We have recently demonstrated that xenogeneic (rat) bone marrow engraftment and donor‐specific tolerance can be induced in mice conditioned with a nonmyeloablative regimen consisting of administration of anti‐CD4, ‐CD8, ‐Thy‐1.2, and ‐NK1.1 mAbs on days ‐6 and ‐1, 3 Gy whole body irradiation (WBI) on day 0, and 7 Gy thymic irradiation on day 0, followed by injection of T cell‐depleted (TCD) F344 BMC. We have now investigated the mechanism of tolerance in these mixed xenogeneic chimeras by evaluating the capacity of rat bone marrow‐derived cells to induce clonal deletion of mouse T cell subsets. Both Vβ5 + and Vβ11 + murine T cell subsets were markedly depleted in peripheral blood of chimeras but not of normal B1O mice.
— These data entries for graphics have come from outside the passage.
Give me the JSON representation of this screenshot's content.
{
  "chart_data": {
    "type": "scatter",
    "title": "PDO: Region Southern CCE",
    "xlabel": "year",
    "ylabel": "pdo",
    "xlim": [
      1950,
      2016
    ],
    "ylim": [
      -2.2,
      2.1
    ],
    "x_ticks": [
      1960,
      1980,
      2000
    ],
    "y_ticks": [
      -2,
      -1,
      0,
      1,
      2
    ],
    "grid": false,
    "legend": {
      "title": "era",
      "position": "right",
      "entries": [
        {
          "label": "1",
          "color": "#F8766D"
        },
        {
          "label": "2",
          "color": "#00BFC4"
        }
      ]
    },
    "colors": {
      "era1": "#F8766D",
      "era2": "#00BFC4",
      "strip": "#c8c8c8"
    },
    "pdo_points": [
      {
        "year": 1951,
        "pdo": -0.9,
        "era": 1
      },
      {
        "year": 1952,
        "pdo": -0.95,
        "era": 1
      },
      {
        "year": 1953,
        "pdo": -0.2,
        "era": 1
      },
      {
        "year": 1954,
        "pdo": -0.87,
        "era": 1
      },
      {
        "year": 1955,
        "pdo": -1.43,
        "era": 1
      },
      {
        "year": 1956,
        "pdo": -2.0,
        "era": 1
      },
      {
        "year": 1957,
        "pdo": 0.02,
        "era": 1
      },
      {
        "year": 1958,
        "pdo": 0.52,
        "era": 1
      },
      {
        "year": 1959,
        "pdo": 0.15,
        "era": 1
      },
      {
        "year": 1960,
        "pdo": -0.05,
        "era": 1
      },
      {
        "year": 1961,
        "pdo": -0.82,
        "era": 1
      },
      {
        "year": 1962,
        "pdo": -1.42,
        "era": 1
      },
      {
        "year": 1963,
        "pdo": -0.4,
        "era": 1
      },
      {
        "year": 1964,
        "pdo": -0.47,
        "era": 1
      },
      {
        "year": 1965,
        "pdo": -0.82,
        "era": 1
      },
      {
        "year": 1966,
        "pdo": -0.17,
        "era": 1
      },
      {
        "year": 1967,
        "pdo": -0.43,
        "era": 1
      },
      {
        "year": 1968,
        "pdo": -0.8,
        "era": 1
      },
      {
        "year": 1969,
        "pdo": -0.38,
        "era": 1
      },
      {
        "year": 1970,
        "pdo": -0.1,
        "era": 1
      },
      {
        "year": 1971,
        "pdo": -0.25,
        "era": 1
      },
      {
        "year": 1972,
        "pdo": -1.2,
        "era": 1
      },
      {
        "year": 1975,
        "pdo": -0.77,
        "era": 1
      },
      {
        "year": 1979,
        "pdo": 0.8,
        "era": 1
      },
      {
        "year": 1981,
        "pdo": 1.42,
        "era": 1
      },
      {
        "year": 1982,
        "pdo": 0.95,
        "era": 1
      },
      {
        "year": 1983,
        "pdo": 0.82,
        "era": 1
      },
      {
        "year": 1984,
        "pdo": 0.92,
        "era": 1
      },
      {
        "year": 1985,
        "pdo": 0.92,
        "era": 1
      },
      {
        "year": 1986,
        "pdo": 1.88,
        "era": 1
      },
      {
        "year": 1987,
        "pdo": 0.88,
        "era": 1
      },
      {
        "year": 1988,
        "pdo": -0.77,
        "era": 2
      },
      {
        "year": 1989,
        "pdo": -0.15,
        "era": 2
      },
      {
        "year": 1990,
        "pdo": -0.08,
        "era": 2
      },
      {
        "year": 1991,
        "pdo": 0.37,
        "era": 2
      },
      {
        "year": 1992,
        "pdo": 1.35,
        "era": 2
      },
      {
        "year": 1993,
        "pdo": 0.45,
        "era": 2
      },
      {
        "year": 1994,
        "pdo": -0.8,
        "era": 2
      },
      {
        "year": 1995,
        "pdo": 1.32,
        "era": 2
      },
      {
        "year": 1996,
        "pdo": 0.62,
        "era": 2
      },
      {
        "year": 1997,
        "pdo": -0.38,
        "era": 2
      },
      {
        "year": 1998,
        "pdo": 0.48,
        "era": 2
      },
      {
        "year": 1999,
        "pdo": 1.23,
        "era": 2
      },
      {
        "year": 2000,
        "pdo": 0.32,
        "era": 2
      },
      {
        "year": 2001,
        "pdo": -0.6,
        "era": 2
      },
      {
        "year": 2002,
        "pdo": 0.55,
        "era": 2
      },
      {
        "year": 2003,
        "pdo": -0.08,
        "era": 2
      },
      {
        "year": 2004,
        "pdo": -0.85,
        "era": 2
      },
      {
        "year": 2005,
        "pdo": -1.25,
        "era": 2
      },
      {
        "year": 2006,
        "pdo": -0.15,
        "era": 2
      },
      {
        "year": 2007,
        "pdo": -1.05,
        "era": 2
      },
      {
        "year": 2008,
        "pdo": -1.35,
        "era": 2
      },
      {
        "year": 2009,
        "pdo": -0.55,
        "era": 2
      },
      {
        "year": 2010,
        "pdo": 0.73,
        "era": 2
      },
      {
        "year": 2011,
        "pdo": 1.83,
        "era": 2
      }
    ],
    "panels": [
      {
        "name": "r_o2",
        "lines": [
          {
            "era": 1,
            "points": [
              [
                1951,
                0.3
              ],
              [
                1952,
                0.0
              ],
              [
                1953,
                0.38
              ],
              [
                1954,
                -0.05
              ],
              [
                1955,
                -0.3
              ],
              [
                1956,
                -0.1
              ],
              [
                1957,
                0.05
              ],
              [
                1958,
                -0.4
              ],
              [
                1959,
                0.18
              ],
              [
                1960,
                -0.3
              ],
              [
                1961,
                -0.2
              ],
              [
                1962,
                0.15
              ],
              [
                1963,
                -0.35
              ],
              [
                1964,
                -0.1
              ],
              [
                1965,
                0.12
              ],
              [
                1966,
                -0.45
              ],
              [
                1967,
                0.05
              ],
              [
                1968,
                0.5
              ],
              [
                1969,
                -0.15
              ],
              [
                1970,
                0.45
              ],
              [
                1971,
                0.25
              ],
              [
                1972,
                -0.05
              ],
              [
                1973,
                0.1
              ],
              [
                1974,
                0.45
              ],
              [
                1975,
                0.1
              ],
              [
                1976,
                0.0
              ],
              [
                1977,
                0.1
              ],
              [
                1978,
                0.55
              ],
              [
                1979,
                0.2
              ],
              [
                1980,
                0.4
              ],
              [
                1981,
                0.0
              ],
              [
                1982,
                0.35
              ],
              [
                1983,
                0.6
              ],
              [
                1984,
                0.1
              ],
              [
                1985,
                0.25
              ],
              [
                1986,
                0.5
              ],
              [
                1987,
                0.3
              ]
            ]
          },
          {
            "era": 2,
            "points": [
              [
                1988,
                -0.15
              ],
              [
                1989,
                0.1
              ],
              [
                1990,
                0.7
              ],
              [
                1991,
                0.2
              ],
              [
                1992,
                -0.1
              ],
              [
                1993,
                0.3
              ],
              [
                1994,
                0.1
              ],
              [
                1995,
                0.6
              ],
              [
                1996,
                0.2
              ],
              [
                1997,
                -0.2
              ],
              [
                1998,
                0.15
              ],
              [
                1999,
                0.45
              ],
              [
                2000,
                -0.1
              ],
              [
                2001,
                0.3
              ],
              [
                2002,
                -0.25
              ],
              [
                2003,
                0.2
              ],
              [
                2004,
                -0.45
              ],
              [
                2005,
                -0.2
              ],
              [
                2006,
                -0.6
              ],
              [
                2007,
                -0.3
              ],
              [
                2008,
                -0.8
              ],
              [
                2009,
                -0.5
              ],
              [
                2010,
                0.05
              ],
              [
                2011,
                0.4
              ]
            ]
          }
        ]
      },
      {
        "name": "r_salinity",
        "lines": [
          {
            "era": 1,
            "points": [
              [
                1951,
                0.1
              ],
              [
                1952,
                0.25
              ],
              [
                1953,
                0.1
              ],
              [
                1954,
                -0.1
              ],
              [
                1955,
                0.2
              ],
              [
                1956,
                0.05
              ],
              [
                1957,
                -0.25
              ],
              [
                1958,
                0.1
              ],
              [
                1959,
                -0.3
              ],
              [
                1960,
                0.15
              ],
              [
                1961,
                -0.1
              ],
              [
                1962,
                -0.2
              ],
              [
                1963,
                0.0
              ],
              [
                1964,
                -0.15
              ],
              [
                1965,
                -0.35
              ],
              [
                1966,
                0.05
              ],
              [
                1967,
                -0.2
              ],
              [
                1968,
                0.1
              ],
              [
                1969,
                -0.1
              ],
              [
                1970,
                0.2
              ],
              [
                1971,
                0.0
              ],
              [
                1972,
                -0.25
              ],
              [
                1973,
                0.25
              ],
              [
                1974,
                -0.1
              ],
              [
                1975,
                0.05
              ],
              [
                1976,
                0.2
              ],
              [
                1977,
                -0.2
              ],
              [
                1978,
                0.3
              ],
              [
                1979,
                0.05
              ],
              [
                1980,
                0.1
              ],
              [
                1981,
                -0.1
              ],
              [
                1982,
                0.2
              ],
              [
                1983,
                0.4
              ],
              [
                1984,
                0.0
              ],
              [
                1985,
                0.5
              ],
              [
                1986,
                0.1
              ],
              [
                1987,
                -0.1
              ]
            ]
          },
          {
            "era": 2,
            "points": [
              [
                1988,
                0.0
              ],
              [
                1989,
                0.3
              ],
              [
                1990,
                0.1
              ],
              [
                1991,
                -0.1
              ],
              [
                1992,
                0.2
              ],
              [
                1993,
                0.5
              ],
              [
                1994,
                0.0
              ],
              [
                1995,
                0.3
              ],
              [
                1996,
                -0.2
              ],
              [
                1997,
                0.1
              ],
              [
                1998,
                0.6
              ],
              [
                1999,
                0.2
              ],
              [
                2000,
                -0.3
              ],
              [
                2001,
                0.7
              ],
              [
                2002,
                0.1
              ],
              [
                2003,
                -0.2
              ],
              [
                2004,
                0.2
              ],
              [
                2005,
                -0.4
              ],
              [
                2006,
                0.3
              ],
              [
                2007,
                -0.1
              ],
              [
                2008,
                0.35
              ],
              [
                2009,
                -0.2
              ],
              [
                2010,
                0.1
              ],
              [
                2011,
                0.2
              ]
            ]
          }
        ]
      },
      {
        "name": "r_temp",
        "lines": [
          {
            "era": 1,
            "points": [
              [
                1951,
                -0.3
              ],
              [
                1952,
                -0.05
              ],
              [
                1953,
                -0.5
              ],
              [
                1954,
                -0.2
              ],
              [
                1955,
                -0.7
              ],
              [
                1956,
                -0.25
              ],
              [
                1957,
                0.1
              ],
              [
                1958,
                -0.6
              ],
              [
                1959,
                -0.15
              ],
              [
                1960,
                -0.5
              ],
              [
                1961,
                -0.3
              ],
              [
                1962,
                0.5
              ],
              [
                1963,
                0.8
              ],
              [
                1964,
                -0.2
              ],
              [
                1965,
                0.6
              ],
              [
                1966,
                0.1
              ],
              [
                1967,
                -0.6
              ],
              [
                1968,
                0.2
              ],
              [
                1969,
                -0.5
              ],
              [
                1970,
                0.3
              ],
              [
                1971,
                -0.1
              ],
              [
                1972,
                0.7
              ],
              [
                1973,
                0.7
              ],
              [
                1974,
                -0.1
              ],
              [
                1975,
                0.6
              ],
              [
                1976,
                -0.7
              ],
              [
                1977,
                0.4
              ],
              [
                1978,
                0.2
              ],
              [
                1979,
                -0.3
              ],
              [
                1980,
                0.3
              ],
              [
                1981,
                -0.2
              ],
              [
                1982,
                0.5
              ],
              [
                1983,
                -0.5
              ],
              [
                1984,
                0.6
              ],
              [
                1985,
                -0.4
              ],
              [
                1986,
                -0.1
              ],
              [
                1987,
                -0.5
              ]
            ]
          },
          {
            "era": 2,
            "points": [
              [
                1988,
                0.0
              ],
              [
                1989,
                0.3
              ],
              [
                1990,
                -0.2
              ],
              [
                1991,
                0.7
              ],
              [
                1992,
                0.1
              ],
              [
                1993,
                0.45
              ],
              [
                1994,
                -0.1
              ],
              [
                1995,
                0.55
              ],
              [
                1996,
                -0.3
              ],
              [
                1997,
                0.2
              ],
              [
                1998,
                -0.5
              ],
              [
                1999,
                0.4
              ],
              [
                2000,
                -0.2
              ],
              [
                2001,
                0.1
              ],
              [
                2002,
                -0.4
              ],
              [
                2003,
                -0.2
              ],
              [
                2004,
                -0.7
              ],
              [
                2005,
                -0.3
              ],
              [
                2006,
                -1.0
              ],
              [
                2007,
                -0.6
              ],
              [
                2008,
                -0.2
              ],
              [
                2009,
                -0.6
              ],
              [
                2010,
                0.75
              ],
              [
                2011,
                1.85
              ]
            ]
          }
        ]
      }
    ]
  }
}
These results demonstrate that rat molecules contribute to the ligand for negative selection of these Vβ families of mouse T cells, and that rat bone marrow‐derived cells participate in negative selection of the murine T cell repertoire, suggesting that clonal deletion is probably a major mechanism of tolerance induction in this model. In addition, based on results in a similar allogeneic BMT model, we hypothesized that, if sufficient quantities of mAbs were administered, thymic irradiation could be eliminated from this regimen without compromising the ability to induce mixed xenogeneic chimerism and tolerance. We now demonstrate induction of comparable multilineage mixed xenogeneic chimerism in animals receiving this conditioning regimen with or without 7 Gy thymic irradiation. Thus, if a similar approach were applied clinically, the potential toxicity of this regimen might be reduced further by the elimination of thymic irradiation.